Shoshanah Seumanutafa
- Born: 17 September 1999 (age 26) White Rock, B.C, Canada
- Height: 163 cm (5 ft 4 in)

Rugby union career
- Position: Centre

Provincial / State sides
- Years: Team / Apps / (Points)
- 2024–: Counties Manukau / 5 / (0)

Super Rugby
- Years: Team / Apps / (Points)
- 2025–: Chiefs Manawa / 4 / (0)

International career
- Years: Team / Apps / (Points)
- 2023–Present: Canada / 25 / (5)
- Medal record
Women's rugby union
Representing Canada
World Cup
| Silver medal – second place | 2025 England | Team competition |

= Shoshanah Seumanutafa =

Canada international rugby union player

Shoshanah Seumanutafa (born 17 September 1999) is a Canadian rugby union player. She plays Centre for Canada internationally and for Chiefs Manawa in the Super Rugby Aupiki competition in New Zealand.

== Early career ==
Seumanutafa was born in White Rock, British Columbia and is of Samoan descent. Her father Pose Seumanutafa is an assistant coach for the women's team in Trinity Western University and Bayside RFC. She initially played football until her final year of high school. She only started playing rugby union in her second year of high school and ended up giving up football.

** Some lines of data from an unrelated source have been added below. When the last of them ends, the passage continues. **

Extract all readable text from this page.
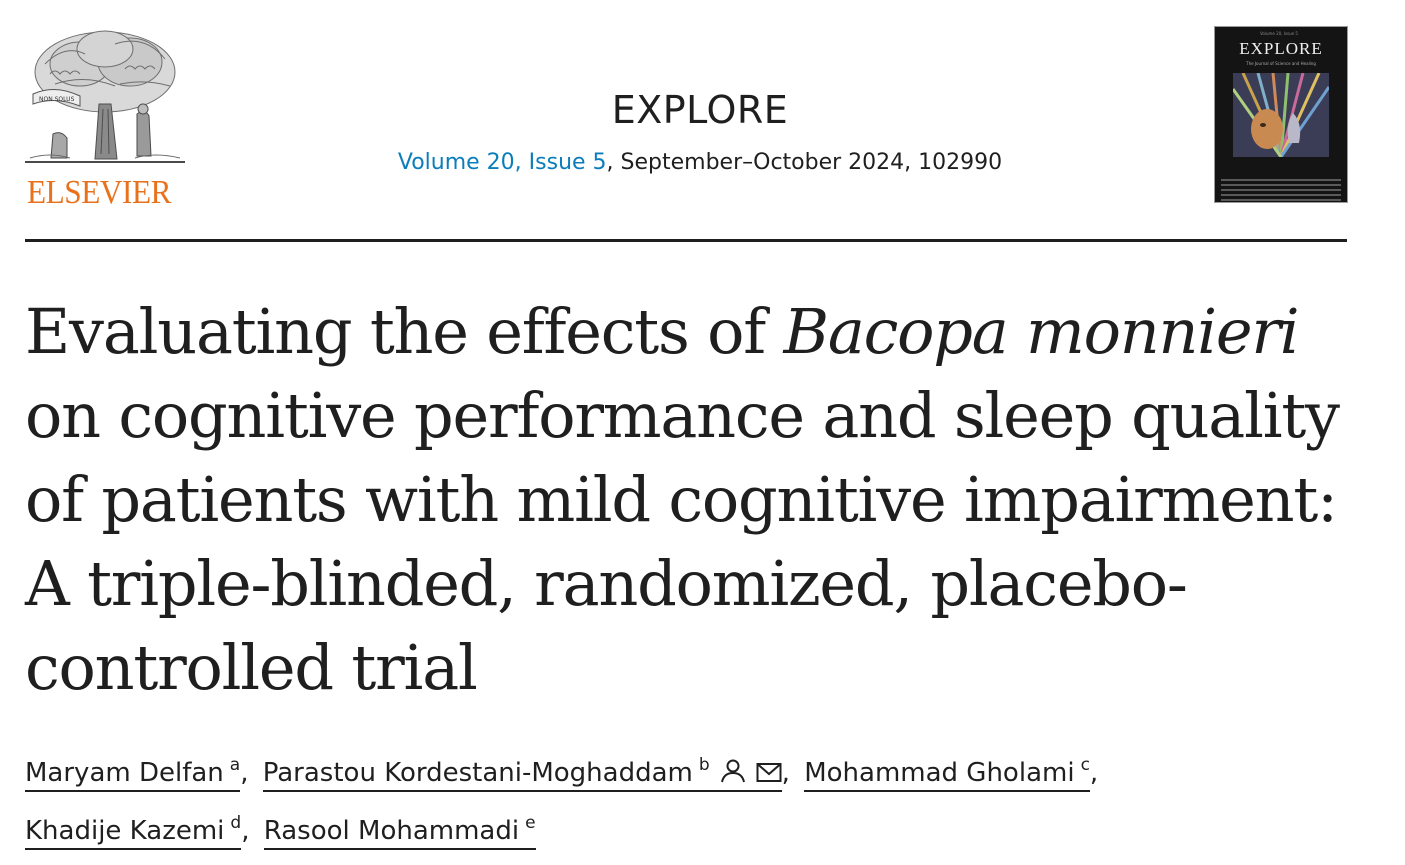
NON SOLUS
ELSEVIER
EXPLORE
Volume 20, Issue 5, September–October 2024, 102990
Volume 20, Issue 5
EXPLORE
The Journal of Science and Healing
Evaluating the effects of Bacopa monnieri on cognitive performance and sleep quality of patients with mild cognitive impairment: A triple-blinded, randomized, placebo-controlled trial
Maryam Delfan $^a$, Parastou Kordestani-Moghaddam $^b$	, Mohammad Gholami $^c$,
Khadije Kazemi $^d$, Rasool Mohammadi $^e$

She studied at the University of British Columbia where she played for the UBC Thunderbirds rugby team. She helped the team win three consecutive Canada West Championships as well as their first title in rugby sevens. She has been named Canada West Player of the Year twice.

== Rugby career ==
In the fall of 2023, she was called up to the Canadian team to participate in the inaugural WXV 1 tournament in New Zealand.

She joined the Chiefs Manawa in the Super Rugby Aupiki competition in 2024; however, she only trained with the team but did not play any matches. In April 2024, she was called up to the national team for the Pacific Four Series, which Canada eventually won. She was notably a starter against the United States and New Zealand. She was also called up to the Canadian development team which toured Spain in June.

She was selected in the Canadian squad for the 2025 Pacific Four Series. In July 2025, she was named in Canada's Rugby World Cup squad.